Maxine Waters Is a Corrupt House Committee Chairman
The California Democrat has a sordid history when it comes to the subject now under her control.
California Democrat Rep. Maxine Waters has been a leftist mainstay in Congress since 1991. The 80-year-old big government advocating, bitterly partisan race baiter has led the calls to impeach President Donald Trump, harass Cabinet members in public, and basically pour vitriol on anyone and everyone who doesn’t follow socialist dogma. She is unapologetic about her caustic rhetoric, she is out to hurt political opponents — and she is now in charge of the House Financial Services Committee.
The big news on the street right now is that socialist pop star of the moment Alexandria Ocasio-Cortez will be joining the Financial Services Committee. She has called for the breakup of the nation’s largest banks and “taxing Wall Street to support tuition-free public universities and trade schools.” Ocasio-Cortez will fit right in with Waters.
We know all about the leftist freshman and her ambitious plans to remake America in the failed socialist tradition. She is the “new face of the Democratic Party,” after all. But people may need a refresher on Maxine Waters.
Waters has been part of the Financial Services Committee since being elected to Congress, and she has been a ranking member or chair of all its subcommittees at one time or another. She is the first woman to chair the committee.
A puff piece by the lefty news site Vox laid out the Waters agenda for this session, and rest assured, she’s looking to return to the bad old days of the Barack Obama years. This includes shoring up the Consumer Financial Protection Board and other Dodd-Frank creations, and of course going after Trump and other Republicans with all sorts of investigations into whatever she can conjure up.

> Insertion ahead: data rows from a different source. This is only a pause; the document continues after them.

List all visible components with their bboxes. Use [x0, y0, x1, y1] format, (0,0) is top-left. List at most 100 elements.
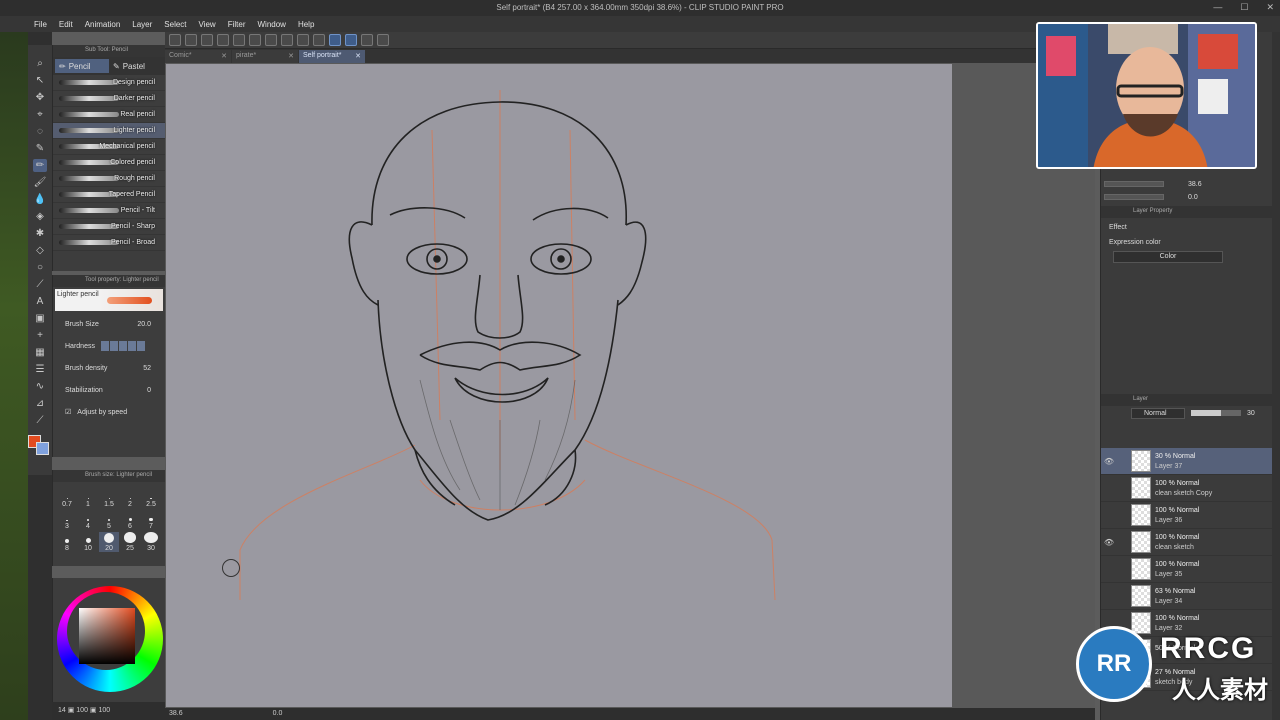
brush-size-preset[interactable]: 10 — [78, 532, 98, 552]
drawing-canvas[interactable] — [166, 64, 952, 707]
settings-icon[interactable] — [377, 34, 389, 46]
brush-size-preset[interactable]: 4 — [78, 510, 98, 530]
minimize-icon[interactable]: — — [1213, 2, 1222, 13]
opacity-value[interactable]: 30 — [1247, 410, 1255, 417]
hardness-selector[interactable] — [100, 341, 145, 351]
clip-studio-icon[interactable] — [169, 34, 181, 46]
clear-icon[interactable] — [281, 34, 293, 46]
line-tool-icon[interactable]: ∿ — [33, 380, 47, 393]
subtool-item[interactable]: Lighter pencil — [53, 123, 165, 139]
layer-row[interactable]: 👁 100 % Normal clean sketch — [1101, 529, 1272, 556]
subtool-item[interactable]: Pencil - Broad — [53, 235, 165, 251]
subtool-item[interactable]: Rough pencil — [53, 171, 165, 187]
brush-size-preset[interactable]: 8 — [57, 532, 77, 552]
gradient-tool-icon[interactable]: ▦ — [33, 346, 47, 359]
save-icon[interactable] — [217, 34, 229, 46]
correct-line-tool-icon[interactable]: ⊿ — [33, 397, 47, 410]
fill-icon[interactable] — [297, 34, 309, 46]
subtool-item[interactable]: Mechanical pencil — [53, 139, 165, 155]
subtool-item[interactable]: Colored pencil — [53, 155, 165, 171]
brush-size-preset[interactable]: 1.5 — [99, 488, 119, 508]
transform-icon[interactable] — [313, 34, 325, 46]
stabilization-row[interactable]: Stabilization 0 — [53, 379, 165, 401]
navigator-zoom-row[interactable]: 38.6 — [1104, 178, 1270, 190]
frame-tool-icon[interactable]: ▣ — [33, 312, 47, 325]
subtool-item[interactable]: Pencil - Tilt — [53, 203, 165, 219]
subtool-item[interactable]: Pencil - Sharp — [53, 219, 165, 235]
brush-size-preset[interactable]: 2 — [120, 488, 140, 508]
layer-row[interactable]: 100 % Normal Layer 36 — [1101, 502, 1272, 529]
opacity-slider[interactable] — [1191, 410, 1241, 416]
checkbox-icon[interactable]: ☑ — [65, 408, 71, 416]
brush-size-preset[interactable]: 7 — [141, 510, 161, 530]
menu-animation[interactable]: Animation — [85, 20, 121, 29]
operation-tool-icon[interactable]: ↖ — [33, 74, 47, 87]
sub-color-swatch[interactable] — [36, 442, 49, 455]
navigator-zoom-value[interactable]: 38.6 — [1188, 181, 1202, 188]
subtool-item[interactable]: Darker pencil — [53, 91, 165, 107]
brush-density-row[interactable]: Brush density 52 — [53, 357, 165, 379]
decoration-tool-icon[interactable]: ⟋ — [33, 414, 47, 427]
brush-size-preset[interactable]: 6 — [120, 510, 140, 530]
navigator-zoom-slider[interactable] — [1104, 181, 1164, 187]
snap-to-grid-icon[interactable] — [361, 34, 373, 46]
figure-tool-icon[interactable]: ○ — [33, 261, 47, 274]
brush-size-preset[interactable]: 2.5 — [141, 488, 161, 508]
menu-help[interactable]: Help — [298, 20, 314, 29]
visibility-eye-icon[interactable]: 👁 — [1101, 538, 1117, 547]
maximize-icon[interactable]: ☐ — [1240, 2, 1248, 13]
balloon-tool-icon[interactable]: ☰ — [33, 363, 47, 376]
subtool-item[interactable]: Real pencil — [53, 107, 165, 123]
angle-readout[interactable]: 0.0 — [273, 710, 283, 718]
snap-to-special-ruler-icon[interactable] — [345, 34, 357, 46]
brush-size-value[interactable]: 20.0 — [137, 321, 151, 328]
expression-color-select[interactable]: Color — [1113, 251, 1223, 263]
blend-mode-select[interactable]: Normal — [1131, 407, 1185, 419]
close-icon[interactable]: ✕ — [221, 52, 227, 60]
menu-filter[interactable]: Filter — [228, 20, 246, 29]
ruler-tool-icon[interactable]: + — [33, 329, 47, 342]
menu-select[interactable]: Select — [164, 20, 186, 29]
menu-layer[interactable]: Layer — [132, 20, 152, 29]
subtool-item[interactable]: Tapered Pencil — [53, 187, 165, 203]
snap-to-ruler-icon[interactable] — [329, 34, 341, 46]
new-icon[interactable] — [185, 34, 197, 46]
pen-tool-icon[interactable]: ✎ — [33, 142, 47, 155]
menu-window[interactable]: Window — [258, 20, 286, 29]
zoom-readout[interactable]: 38.6 — [169, 710, 183, 718]
airbrush-tool-icon[interactable]: ✱ — [33, 227, 47, 240]
stabilization-value[interactable]: 0 — [147, 387, 151, 394]
saturation-value-square[interactable] — [79, 608, 135, 664]
menu-edit[interactable]: Edit — [59, 20, 73, 29]
eraser-tool-icon[interactable]: ◇ — [33, 244, 47, 257]
brush-tool-icon[interactable]: 🖌 — [33, 176, 47, 189]
hardness-row[interactable]: Hardness — [53, 335, 165, 357]
redo-icon[interactable] — [249, 34, 261, 46]
navigator-angle-slider[interactable] — [1104, 194, 1164, 200]
move-tool-icon[interactable]: ✥ — [33, 91, 47, 104]
lasso-tool-icon[interactable]: ◌ — [33, 125, 47, 138]
brush-size-preset[interactable]: 5 — [99, 510, 119, 530]
undo-icon[interactable] — [233, 34, 245, 46]
close-icon[interactable]: ✕ — [355, 52, 361, 60]
fill-tool-icon[interactable]: ◈ — [33, 210, 47, 223]
brush-density-value[interactable]: 52 — [143, 365, 151, 372]
layer-row[interactable]: 100 % Normal Layer 35 — [1101, 556, 1272, 583]
subtool-group-pastel[interactable]: ✎ Pastel — [109, 59, 163, 73]
brush-size-preset[interactable]: 25 — [120, 532, 140, 552]
loading-icon[interactable] — [265, 34, 277, 46]
transform-tool-icon[interactable]: ⌖ — [33, 108, 47, 121]
layer-row[interactable]: 63 % Normal Layer 34 — [1101, 583, 1272, 610]
tab-comic[interactable]: Comic* ✕ — [165, 50, 231, 63]
navigator-angle-value[interactable]: 0.0 — [1188, 194, 1198, 201]
text-tool-icon[interactable]: A — [33, 295, 47, 308]
brush-size-preset[interactable]: 1 — [78, 488, 98, 508]
navigator-angle-row[interactable]: 0.0 — [1104, 191, 1270, 203]
brush-size-row[interactable]: Brush Size 20.0 — [53, 313, 165, 335]
subtool-item[interactable]: Design pencil — [53, 75, 165, 91]
visibility-eye-icon[interactable]: 👁 — [1101, 457, 1117, 466]
menu-file[interactable]: File — [34, 20, 47, 29]
eyedropper-tool-icon[interactable]: ⟋ — [33, 278, 47, 291]
adjust-by-speed-row[interactable]: ☑ Adjust by speed — [53, 401, 165, 423]
close-icon[interactable]: ✕ — [1266, 2, 1274, 13]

The media would rather forget, but let us all remember that Waters was under investigative scrutiny herself back in 2010. She was accused of violating House ethics rules when she put together a meeting between Treasury Department officials and executives of a bank in which her husband was an investor and a former board member.

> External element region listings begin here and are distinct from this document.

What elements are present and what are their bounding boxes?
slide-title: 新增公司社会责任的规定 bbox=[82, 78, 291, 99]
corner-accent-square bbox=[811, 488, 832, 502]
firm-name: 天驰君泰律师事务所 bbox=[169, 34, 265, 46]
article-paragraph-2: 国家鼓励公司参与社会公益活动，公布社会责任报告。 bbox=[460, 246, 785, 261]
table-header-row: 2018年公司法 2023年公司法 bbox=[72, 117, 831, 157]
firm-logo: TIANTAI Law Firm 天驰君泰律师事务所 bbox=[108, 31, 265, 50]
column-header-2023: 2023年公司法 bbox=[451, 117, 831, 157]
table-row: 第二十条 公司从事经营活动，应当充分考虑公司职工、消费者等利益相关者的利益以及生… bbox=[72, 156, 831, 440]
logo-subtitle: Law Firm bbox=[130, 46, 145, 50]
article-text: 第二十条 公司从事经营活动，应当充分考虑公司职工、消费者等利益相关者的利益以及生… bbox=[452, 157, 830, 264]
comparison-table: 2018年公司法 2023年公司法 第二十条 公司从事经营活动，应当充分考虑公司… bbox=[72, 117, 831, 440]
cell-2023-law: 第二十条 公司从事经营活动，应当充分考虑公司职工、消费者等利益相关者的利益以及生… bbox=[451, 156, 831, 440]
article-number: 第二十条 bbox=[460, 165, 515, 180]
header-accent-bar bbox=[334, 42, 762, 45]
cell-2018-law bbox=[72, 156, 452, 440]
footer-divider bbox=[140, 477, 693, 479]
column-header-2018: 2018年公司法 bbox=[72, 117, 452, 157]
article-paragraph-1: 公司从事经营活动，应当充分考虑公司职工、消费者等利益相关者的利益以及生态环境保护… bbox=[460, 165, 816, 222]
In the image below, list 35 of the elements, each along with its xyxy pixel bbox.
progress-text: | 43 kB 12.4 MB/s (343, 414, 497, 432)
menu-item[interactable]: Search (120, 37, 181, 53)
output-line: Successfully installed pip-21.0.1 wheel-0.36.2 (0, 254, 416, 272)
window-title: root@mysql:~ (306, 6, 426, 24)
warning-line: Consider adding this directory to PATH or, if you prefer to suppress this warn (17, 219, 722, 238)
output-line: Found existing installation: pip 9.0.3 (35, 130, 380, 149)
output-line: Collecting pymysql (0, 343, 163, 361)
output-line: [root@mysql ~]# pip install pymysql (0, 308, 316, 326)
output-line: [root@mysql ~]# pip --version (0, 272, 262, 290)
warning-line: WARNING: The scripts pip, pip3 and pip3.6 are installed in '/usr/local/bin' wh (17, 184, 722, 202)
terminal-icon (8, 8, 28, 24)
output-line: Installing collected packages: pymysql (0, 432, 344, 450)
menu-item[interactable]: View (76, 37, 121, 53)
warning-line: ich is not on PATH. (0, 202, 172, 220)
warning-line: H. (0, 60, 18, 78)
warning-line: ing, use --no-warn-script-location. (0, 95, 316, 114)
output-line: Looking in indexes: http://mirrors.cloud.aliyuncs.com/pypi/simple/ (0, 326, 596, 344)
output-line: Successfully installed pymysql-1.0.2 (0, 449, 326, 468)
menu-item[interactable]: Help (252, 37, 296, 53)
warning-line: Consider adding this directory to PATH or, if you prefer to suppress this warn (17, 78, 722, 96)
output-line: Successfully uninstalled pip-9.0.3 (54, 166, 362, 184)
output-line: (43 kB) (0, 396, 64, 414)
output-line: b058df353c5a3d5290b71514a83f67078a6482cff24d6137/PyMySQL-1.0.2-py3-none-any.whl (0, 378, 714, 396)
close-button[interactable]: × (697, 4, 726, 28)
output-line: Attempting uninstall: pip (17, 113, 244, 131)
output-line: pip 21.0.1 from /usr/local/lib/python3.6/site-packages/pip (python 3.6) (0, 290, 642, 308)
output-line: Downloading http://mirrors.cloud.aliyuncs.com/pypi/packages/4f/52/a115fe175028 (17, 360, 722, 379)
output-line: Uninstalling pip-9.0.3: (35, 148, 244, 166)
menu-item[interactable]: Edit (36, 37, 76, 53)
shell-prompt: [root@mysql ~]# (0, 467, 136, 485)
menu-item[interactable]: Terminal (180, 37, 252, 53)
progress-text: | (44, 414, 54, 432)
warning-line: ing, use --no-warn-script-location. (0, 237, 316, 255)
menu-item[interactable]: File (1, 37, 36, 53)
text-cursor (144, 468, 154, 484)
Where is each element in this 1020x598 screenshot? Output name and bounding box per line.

Boston-based OneUnited was supposed to be a “community bank” that aided minorities, but it had been flagged by several oversight agencies as an unsatisfactory lender that wasn’t doing a whole lot of community investing or lending. It was heavily leveraged in Fannie Mae and Freddie Mac, and when both loan entities went into government conservatorship, OneUnited was nearly wiped out. The bank later received a $12 million bailout through the TARP program.

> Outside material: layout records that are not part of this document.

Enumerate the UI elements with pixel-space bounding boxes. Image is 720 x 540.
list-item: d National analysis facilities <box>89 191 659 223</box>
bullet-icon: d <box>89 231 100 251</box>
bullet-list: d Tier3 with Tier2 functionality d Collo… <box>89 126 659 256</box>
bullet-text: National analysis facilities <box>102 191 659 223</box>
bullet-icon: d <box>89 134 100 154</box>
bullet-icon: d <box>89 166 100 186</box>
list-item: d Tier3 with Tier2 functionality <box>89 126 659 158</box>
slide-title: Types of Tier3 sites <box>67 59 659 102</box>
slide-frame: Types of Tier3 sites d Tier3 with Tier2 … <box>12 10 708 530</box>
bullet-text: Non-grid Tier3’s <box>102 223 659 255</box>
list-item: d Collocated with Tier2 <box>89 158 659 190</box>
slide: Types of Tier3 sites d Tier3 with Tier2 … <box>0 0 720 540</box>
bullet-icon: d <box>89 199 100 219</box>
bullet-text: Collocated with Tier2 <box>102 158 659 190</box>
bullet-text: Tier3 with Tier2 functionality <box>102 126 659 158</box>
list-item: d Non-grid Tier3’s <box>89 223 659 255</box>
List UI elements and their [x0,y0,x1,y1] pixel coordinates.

Waters was hit with three counts of violating House ethics rules for not disclosing her personal connection to the bank through her husband. She immediately went on the attack, claiming the investigation was racially motivated. She vowed a loud public fight. The House Ethics Committee eventually blinked, and charges against Waters were dropped in 2012 — by a GOP House.
Waters also vehemently denied taking campaign donations from Fannie Mae and Freddie Mac, agencies that she publicly stated were working just fine in 2004. Of course, that was not the case. When each blew up five years later, taxpayers were stuck bailing out everyone caught in the wake, including OneUnited, to cover bad bets made by people like Waters’s husband.
Maxine Waters has been named one of the most corrupt members of Congress by the nonpartisan Citizens for Responsibility and Ethics in Washington. She is not an honest person. She speaks a lot about helping minorities and protecting consumers from the banks, but somehow the only people who seem to cash in are those associated with Waters. Now that she is in a position of real power that could directly affect our economy, maybe we should devise a way to protect consumers from Maxine Waters.